Why Coco Gauff Can Turn The Tables On Osaka in Melbourne
- 23 Jan 2020
It wasn’t so much the match in itself, but the scene that followed it, that made Naomi Osaka and Coco’s Gauff US Open R3 duel one to remember and arguably one of the most powerful sports moment of the year.
— Amazon Prime Video Sport (@primevideosport) September 1, 2019
Coco Gauff had just conceded the harshest loss of her young career (6-3, 6-0) but she moved the whole of America, and the world, by breaking into tears after the match. The Japanese, who knew how sorrow in New York tasted like since the previous edition, insisted Gauff took the stage and shared the post-match interview with her.
“You guys raised an amazing player,” Osaka said of her young opponent, whose tears kept on flowing. Gauff would eventually piece her heart back together and deliver a heartfelt, mature-way-beyond-her-years speech to an ever-overwhelming Arthur Ashe crowd.
In Melbourne, Coco Gauff earned herself a shot at revenge with a hard-fought R2 win against Sorana Cirstea that almost symmetrically echoed her US Open R2 win against Time Babos: Packed court, third-set comeback and loud celebration.
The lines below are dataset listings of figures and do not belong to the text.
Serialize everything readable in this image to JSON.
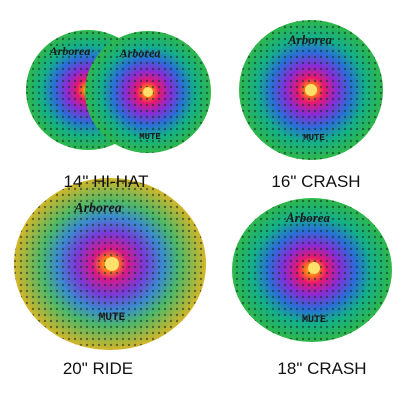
{
  "brand": "Arborea",
  "model": "MUTE",
  "cymbals": [
    {
      "label": "14\" HI-HAT"
    },
    {
      "label": "16\" CRASH"
    },
    {
      "label": "20\" RIDE"
    },
    {
      "label": "18\" CRASH"
    }
  ]
}
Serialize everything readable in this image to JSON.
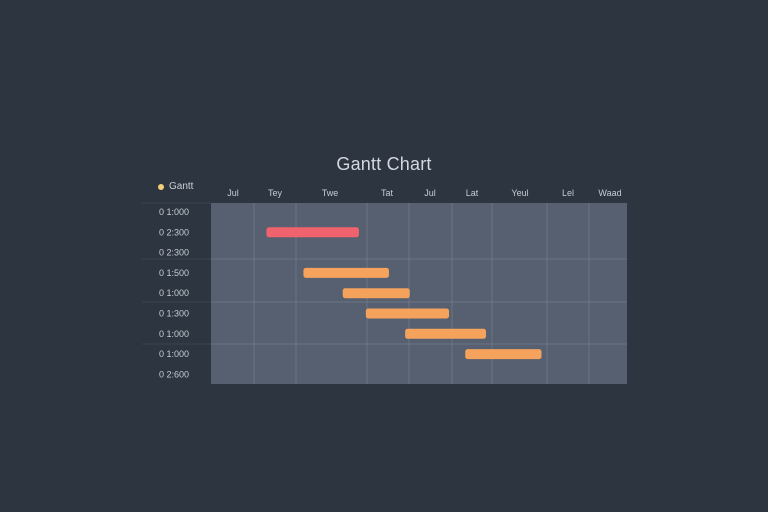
{
  "chart_data": {
    "type": "bar",
    "title": "Gantt Chart",
    "legend": {
      "label": "Gantt",
      "color": "#f2cf7a",
      "placement": "top-left"
    },
    "categories": [
      "Jul",
      "Tey",
      "Twe",
      "Tat",
      "Jul",
      "Lat",
      "Yeul",
      "Lel",
      "Waad"
    ],
    "rows": [
      "0 1:000",
      "0 2:300",
      "0 2:300",
      "0 1:500",
      "0 1:000",
      "0 1:300",
      "0 1:000",
      "0 1:000",
      "0 2:600"
    ],
    "xlim": [
      0,
      9
    ],
    "tasks": [
      {
        "row": 1,
        "start": 1.2,
        "end": 3.2,
        "color": "#f0626c"
      },
      {
        "row": 3,
        "start": 2.0,
        "end": 3.85,
        "color": "#f5a25d"
      },
      {
        "row": 4,
        "start": 2.85,
        "end": 4.3,
        "color": "#f5a25d"
      },
      {
        "row": 5,
        "start": 3.35,
        "end": 5.15,
        "color": "#f5a25d"
      },
      {
        "row": 6,
        "start": 4.2,
        "end": 5.95,
        "color": "#f5a25d"
      },
      {
        "row": 7,
        "start": 5.5,
        "end": 7.15,
        "color": "#f5a25d"
      }
    ],
    "grid": true,
    "plot_background": "#566070",
    "grid_color": "#6b7584"
  }
}
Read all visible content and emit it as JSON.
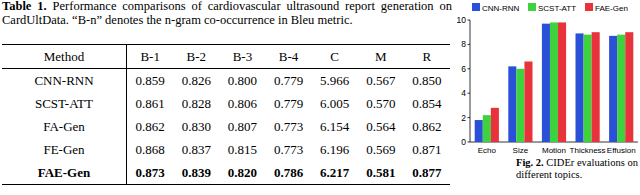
{
  "table_caption": {
    "label": "Table 1.",
    "text": "Performance comparisons of cardiovascular ultrasound report generation on CardUltData. “B-n” denotes the n-gram co-occurrence in Bleu metric."
  },
  "table": {
    "header": [
      "Method",
      "B-1",
      "B-2",
      "B-3",
      "B-4",
      "C",
      "M",
      "R"
    ],
    "rows": [
      [
        "CNN-RNN",
        "0.859",
        "0.826",
        "0.800",
        "0.779",
        "5.966",
        "0.567",
        "0.850"
      ],
      [
        "SCST-ATT",
        "0.861",
        "0.828",
        "0.806",
        "0.779",
        "6.005",
        "0.570",
        "0.854"
      ],
      [
        "FA-Gen",
        "0.862",
        "0.830",
        "0.807",
        "0.773",
        "6.154",
        "0.564",
        "0.862"
      ],
      [
        "FE-Gen",
        "0.868",
        "0.837",
        "0.815",
        "0.773",
        "6.196",
        "0.569",
        "0.871"
      ],
      [
        "FAE-Gen",
        "0.873",
        "0.839",
        "0.820",
        "0.786",
        "6.217",
        "0.581",
        "0.877"
      ]
    ]
  },
  "chart_data": {
    "type": "bar",
    "categories": [
      "Echo",
      "Size",
      "Motion",
      "Thickness",
      "Effusion"
    ],
    "series": [
      {
        "name": "CNN-RNN",
        "color": "#2b50d8",
        "values": [
          1.8,
          6.2,
          9.7,
          8.9,
          8.7
        ]
      },
      {
        "name": "SCST-ATT",
        "color": "#3fd23f",
        "values": [
          2.2,
          6.0,
          9.8,
          8.8,
          8.8
        ]
      },
      {
        "name": "FAE-Gen",
        "color": "#e8323c",
        "values": [
          2.8,
          6.6,
          9.8,
          9.0,
          9.0
        ]
      }
    ],
    "ylim": [
      0,
      10
    ],
    "yticks": [
      0,
      2,
      4,
      6,
      8,
      10
    ],
    "legend": "top"
  },
  "figure_caption": {
    "label": "Fig. 2.",
    "text": "CIDEr evaluations on different topics."
  }
}
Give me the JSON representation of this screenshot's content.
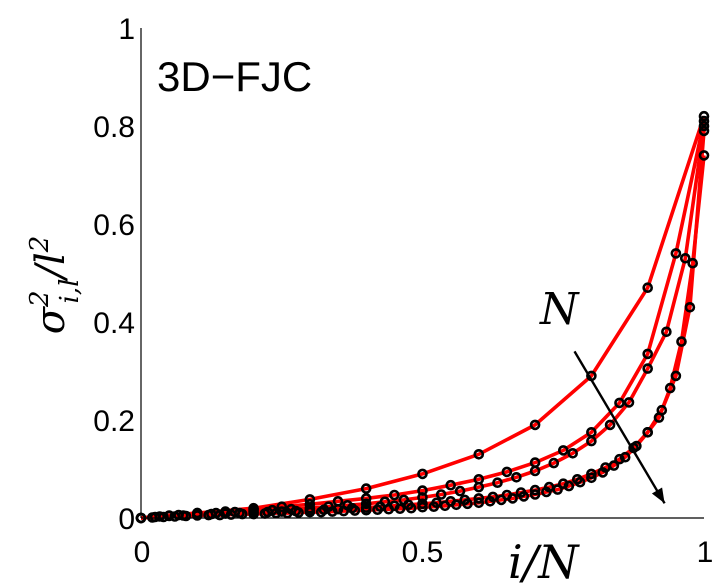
{
  "chart_data": {
    "type": "line",
    "title": "3D−FJC",
    "xlabel": "i/N",
    "ylabel": "σ²i,l/l²",
    "xlim": [
      0,
      1
    ],
    "ylim": [
      0,
      1
    ],
    "xticks": [
      0,
      0.5,
      1
    ],
    "xtick_labels": [
      "0",
      "0.5",
      "1"
    ],
    "yticks": [
      0,
      0.2,
      0.4,
      0.6,
      0.8,
      1
    ],
    "ytick_labels": [
      "0",
      "0.2",
      "0.4",
      "0.6",
      "0.8",
      "1"
    ],
    "grid": false,
    "legend": "none",
    "line_color": "#ff0000",
    "marker_color": "#000000",
    "annotation": {
      "text": "N",
      "arrow_from": [
        0.77,
        0.34
      ],
      "arrow_to": [
        0.93,
        0.03
      ]
    },
    "series": [
      {
        "x": [
          0,
          0.1,
          0.2,
          0.3,
          0.4,
          0.5,
          0.6,
          0.7,
          0.8,
          0.9,
          1.0
        ],
        "y": [
          0.0,
          0.01,
          0.02,
          0.038,
          0.06,
          0.09,
          0.13,
          0.19,
          0.29,
          0.47,
          0.82
        ]
      },
      {
        "x": [
          0,
          0.05,
          0.1,
          0.15,
          0.2,
          0.25,
          0.3,
          0.35,
          0.4,
          0.45,
          0.5,
          0.55,
          0.6,
          0.65,
          0.7,
          0.75,
          0.8,
          0.85,
          0.9,
          0.95,
          1.0
        ],
        "y": [
          0.0,
          0.005,
          0.01,
          0.013,
          0.018,
          0.023,
          0.028,
          0.034,
          0.04,
          0.047,
          0.056,
          0.067,
          0.079,
          0.094,
          0.113,
          0.138,
          0.175,
          0.235,
          0.335,
          0.54,
          0.81
        ]
      },
      {
        "x": [
          0,
          0.0333,
          0.0667,
          0.1,
          0.1333,
          0.1667,
          0.2,
          0.2333,
          0.2667,
          0.3,
          0.3333,
          0.3667,
          0.4,
          0.4333,
          0.4667,
          0.5,
          0.5333,
          0.5667,
          0.6,
          0.6333,
          0.6667,
          0.7,
          0.7333,
          0.7667,
          0.8,
          0.8333,
          0.8667,
          0.9,
          0.9333,
          0.9667,
          1.0
        ],
        "y": [
          0.0,
          0.003,
          0.006,
          0.008,
          0.01,
          0.012,
          0.014,
          0.016,
          0.018,
          0.02,
          0.023,
          0.026,
          0.029,
          0.033,
          0.037,
          0.042,
          0.048,
          0.055,
          0.063,
          0.072,
          0.083,
          0.096,
          0.112,
          0.132,
          0.157,
          0.19,
          0.236,
          0.305,
          0.38,
          0.53,
          0.8
        ]
      },
      {
        "x": [
          0,
          0.025,
          0.05,
          0.075,
          0.1,
          0.125,
          0.15,
          0.175,
          0.2,
          0.225,
          0.25,
          0.275,
          0.3,
          0.325,
          0.35,
          0.375,
          0.4,
          0.425,
          0.45,
          0.475,
          0.5,
          0.525,
          0.55,
          0.575,
          0.6,
          0.625,
          0.65,
          0.675,
          0.7,
          0.725,
          0.75,
          0.775,
          0.8,
          0.825,
          0.85,
          0.875,
          0.9,
          0.925,
          0.95,
          0.975,
          1.0
        ],
        "y": [
          0.0,
          0.002,
          0.004,
          0.005,
          0.007,
          0.008,
          0.009,
          0.01,
          0.011,
          0.012,
          0.013,
          0.014,
          0.015,
          0.017,
          0.018,
          0.02,
          0.021,
          0.023,
          0.025,
          0.027,
          0.029,
          0.031,
          0.034,
          0.037,
          0.04,
          0.043,
          0.047,
          0.052,
          0.057,
          0.063,
          0.07,
          0.079,
          0.09,
          0.103,
          0.12,
          0.143,
          0.175,
          0.22,
          0.29,
          0.43,
          0.79
        ]
      },
      {
        "x": [
          0,
          0.02,
          0.04,
          0.06,
          0.08,
          0.1,
          0.12,
          0.14,
          0.16,
          0.18,
          0.2,
          0.22,
          0.24,
          0.26,
          0.28,
          0.3,
          0.32,
          0.34,
          0.36,
          0.38,
          0.4,
          0.42,
          0.44,
          0.46,
          0.48,
          0.5,
          0.52,
          0.54,
          0.56,
          0.58,
          0.6,
          0.62,
          0.64,
          0.66,
          0.68,
          0.7,
          0.72,
          0.74,
          0.76,
          0.78,
          0.8,
          0.82,
          0.84,
          0.86,
          0.88,
          0.9,
          0.92,
          0.94,
          0.96,
          0.98,
          1.0
        ],
        "y": [
          0.0,
          0.001,
          0.002,
          0.003,
          0.004,
          0.005,
          0.006,
          0.006,
          0.007,
          0.008,
          0.008,
          0.009,
          0.01,
          0.01,
          0.011,
          0.012,
          0.012,
          0.013,
          0.014,
          0.015,
          0.016,
          0.017,
          0.018,
          0.019,
          0.02,
          0.022,
          0.023,
          0.025,
          0.027,
          0.029,
          0.031,
          0.034,
          0.037,
          0.04,
          0.044,
          0.048,
          0.053,
          0.058,
          0.065,
          0.073,
          0.082,
          0.093,
          0.107,
          0.124,
          0.147,
          0.175,
          0.205,
          0.265,
          0.36,
          0.52,
          0.74
        ]
      }
    ]
  }
}
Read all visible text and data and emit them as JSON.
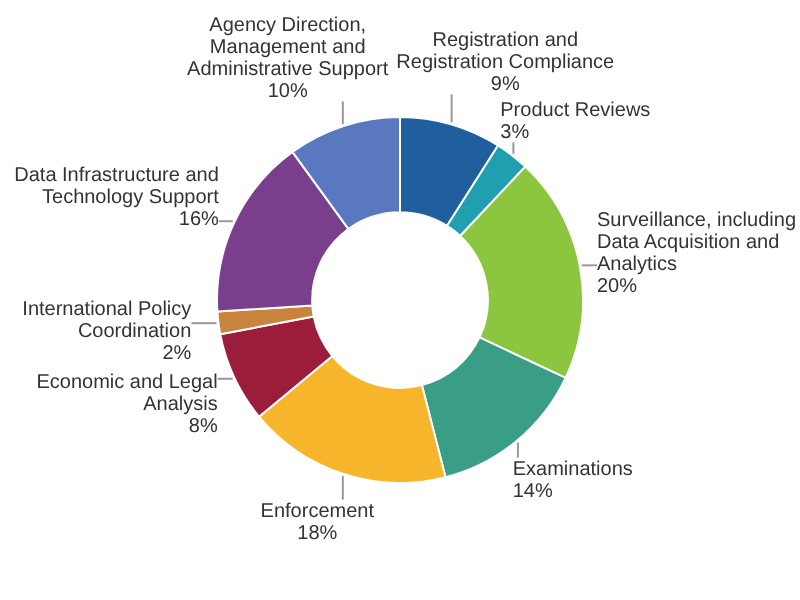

— #AusOpen (@AustralianOpen) January 22, 2020
After taking the scenic route — again — to make it to the third round, Coco Gauff will find herself at the same crossroads than four months ago this Friday. The question is, how do you find your way to the top when it felt so steep the last time?
Well, Gauff can try and take a page out of fellow Mouratoglou Academy player Stefanos Tsitsipas’ book. Last year, the Greek had left Melbourne demoralized after a 6-2, 6-4, 6-0 semifinal loss to the Spaniard… only to defeat him four months later on clay, in Madrid, his home tournament. Somehow, the Australian Open — the ‘Asia-Pacific Slam’ — is Osaka’s home tournament too…
Patrick Mouratoglou, Gauff’s mentor and part-time adviser, had his word on what Gauff needs to do to have a chance against Osaka.
“The US Open match was very special with Coco, in the US, against Naomi, who was the defending champion, in the biggest stadium in the world. Coco couldn’t handle it emotionally and was very nervous and defensive, while Naomi played at an incredible level.
I believe it will be different this time because Coco is a better player. She improves incredibly fast, serves better, is more consistent from both sides and trusts more her backhand. And of course, she has more experience — which is strange to say of someone aged 15 —, has beaten her idol Venus a second time, has played in big stadiums… I think she will be more excited than stressed for this one — she will have ‘positive stress’.
Coco will need to play different from the US Open to have a chance. She will have to express her tennis; be more aggressive and dictate the point to cause more problems to Naomi. In women’s tennis, what matters most is how you enter the point: serve and return. It’s important that she refuses to step back. Sometimes, she relies too much on her footwork because she has an amazing defence. But she will have to create opportunities for herself.”
If Coco Gauff does all that, then she might go from 6-3, 6-0 to hero.